The net effect of these two proposals on the Category 1 assets and debts can be illustrated in the following table:-
Division of the Category 1 Assets/Debts
Category 1 Assets/Debts | Wife | Husband |
Own Assets per Schedule | 143,168 | 15,093,595 |
Family home to W | 6,741,500 | 0 |
Property B sold and split 50:50 | 854,780 | -854,780 |
Joint accounts to H | 0 | 9,629 |
LM Trust Fund to H | 0 | 778,546 |
Purchase costs of new home | 0 | -400,000 |
Equalising lump sum H to W | 3,443,771 | -3,443,771 |
TOTAL | 11,183,219 | 11,183,219 |
What the wife receives in the future from the Category 2 assets will depend on how the various assets pay out and cannot be predicted with guaranteed accuracy; but this outcome is intended to produce a fair and equal distribution of matrimonial property overall.
NEXT STEPS
This is my decision and I invite Counsel to produce a draft order which matches these conclusions. Given that I have already received two very helpful draft orders, I am hoping that this can be done relatively swiftly. Any differences can be referred to me by email in the first instance. Can I invite a communication to me by email by no later than Wednesday 8th October 2025, which will hopefully include an agreed version of the order for my approval but might be an explanation of why the draft has been controversial and not agreed.
As indicated at the hearing, I am hoping to deal with this order without another hearing in court; but if there are significant disputes then I may have to convene a hearing.
I am sending out this judgment by email on Wednesday 24th September 2025 and this will be the relevant date for calculating the 21-day appeal period. If either side wishes to make an application to me for permission to appeal then I am prepared to receive it by email.
As indicated at the hearing, I am content for this judgment to be shared straight away with the parties.

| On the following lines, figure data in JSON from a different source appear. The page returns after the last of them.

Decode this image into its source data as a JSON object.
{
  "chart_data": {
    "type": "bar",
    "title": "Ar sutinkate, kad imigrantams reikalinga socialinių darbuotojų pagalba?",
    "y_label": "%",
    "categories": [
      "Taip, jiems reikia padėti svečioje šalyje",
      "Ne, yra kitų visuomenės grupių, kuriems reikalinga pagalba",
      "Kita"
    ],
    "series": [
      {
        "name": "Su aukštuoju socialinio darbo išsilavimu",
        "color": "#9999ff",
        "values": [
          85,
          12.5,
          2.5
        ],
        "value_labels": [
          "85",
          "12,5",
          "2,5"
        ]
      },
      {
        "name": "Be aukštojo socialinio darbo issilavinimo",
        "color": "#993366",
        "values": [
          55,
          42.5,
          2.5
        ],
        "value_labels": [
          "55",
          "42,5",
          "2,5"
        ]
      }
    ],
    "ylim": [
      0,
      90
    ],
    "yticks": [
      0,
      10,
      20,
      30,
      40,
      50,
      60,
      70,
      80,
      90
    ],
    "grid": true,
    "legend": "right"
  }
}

My provisional view (noting the contents of the President’s Guidance of 19th June 2024: Transparency in the Family Courts: Publication of Judgments) is that I should publish this judgment, but with appropriate redactions and anonymisation to ensure that the parties’ identities cannot be discovered and that commercially sensitive material is not included. As discussed at the hearing, I would like to invite the legal teams to see if they can agree a suitably redacted and anonymised version for me to approve. I am prepared to receive any representations on the point if anybody wishes to go down a different path.